My five conclusions on the #GIC annual report today: look out for a full article on @euromoney later today.
1. Lim Chow Kiat didn't predict a global pandemic, but GIC was well positioned for it having argued for years that high valuations, weak fundamentals and political tensions were a problem. At March 31 GIC was 44% in nominal bonds and cash. This helped.
2. The drawdown of reserves is unprecedented: S$52 billion from past reserves on top of the usual NIRC contributions. It is only the second ever withdrawal of this kind from GIC, and more than 10 times the size of the last one in the GFC.
3. The biggest impact on the 20-year return, the headline number which fell from 3.4% to 2.7%, was actually not Covid, but the tech boom 21 years ago. As that number came out of the rolling results, the return number fell thanks to what happened two decades ago.

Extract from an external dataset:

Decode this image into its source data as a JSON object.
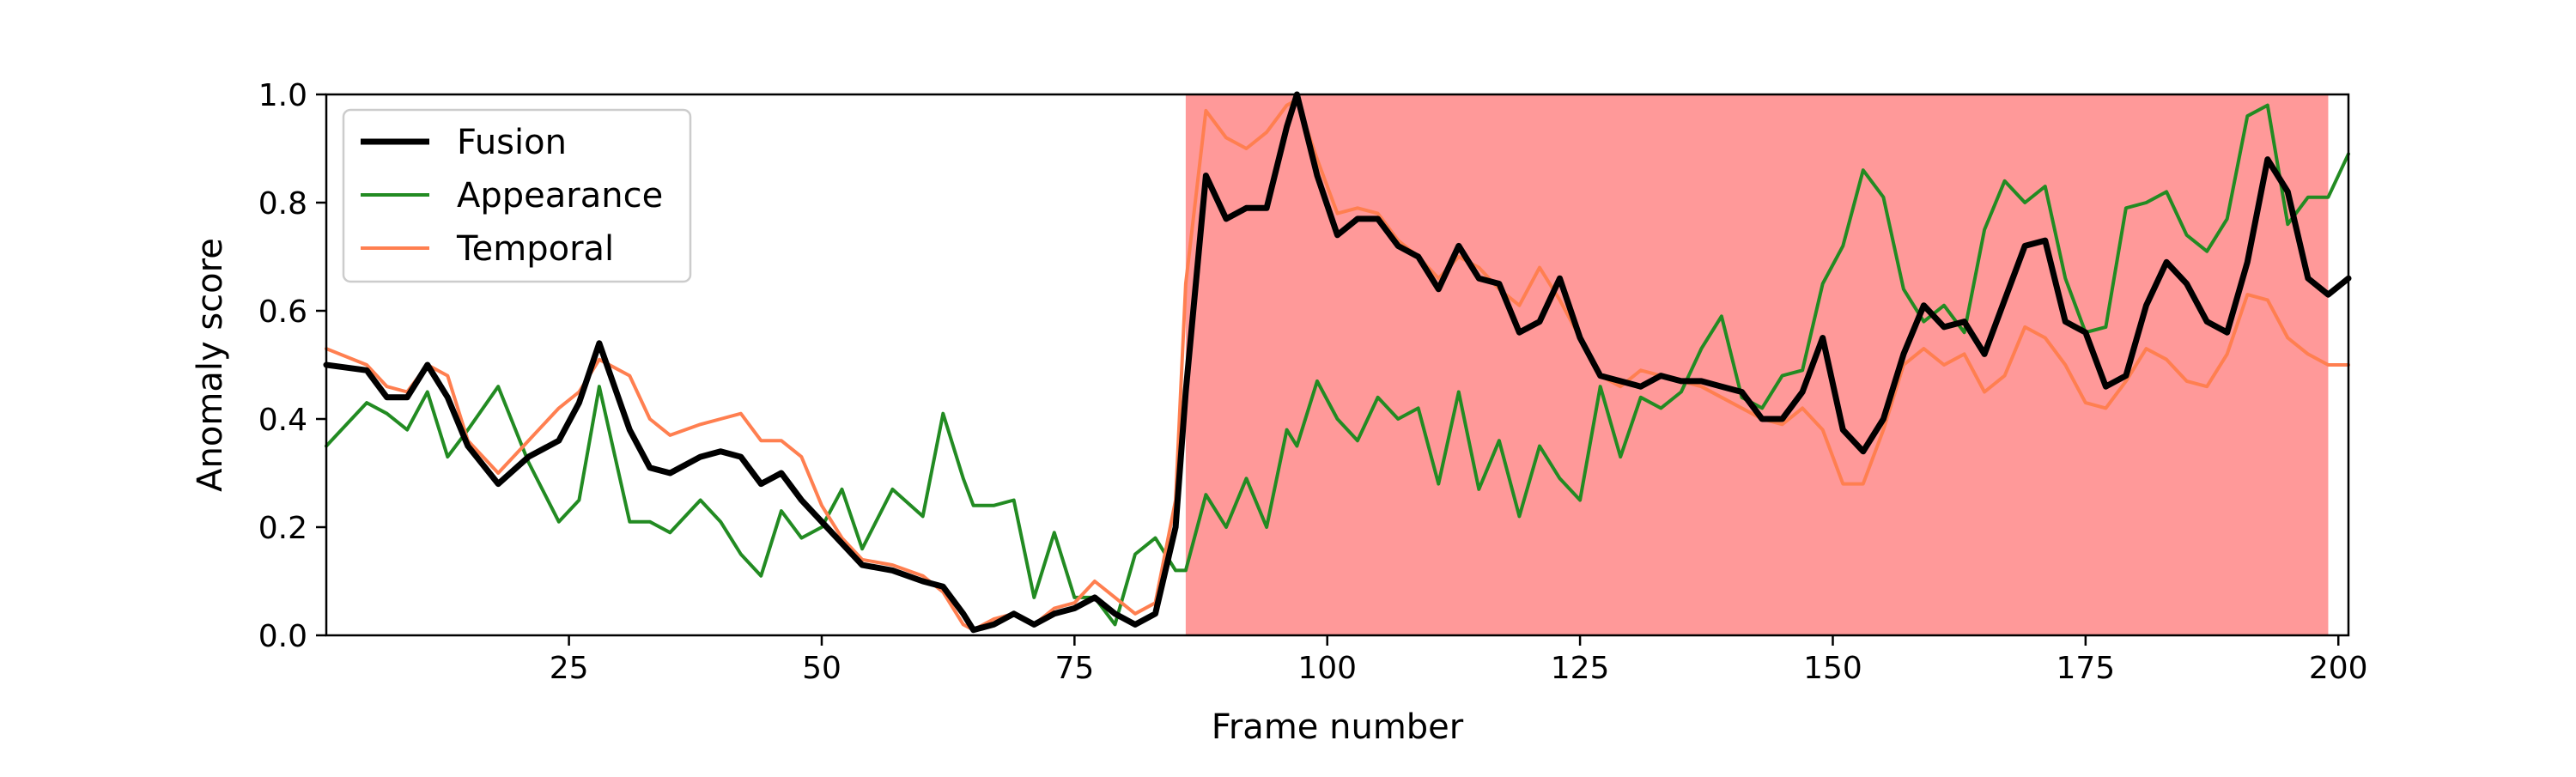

4. Asia looking good? Geographical allocations go like this: 34% US, Eurozone 13%, UK 6% (all underweights compared to many similar funds). ex-Japan Asia 19%, Japan 13%, LatAm 2, Middle East/Africa 5, rest of the world 8. Review says Asia looks good for the long term.
5. In the essay reading the tea leaves and looking to the future, the most interesting thing is the suggestion that we could return to higher inflation, because central banks have stopped trying to stop it pre-emptively. That would be a whole new world for sovereign wealth funds.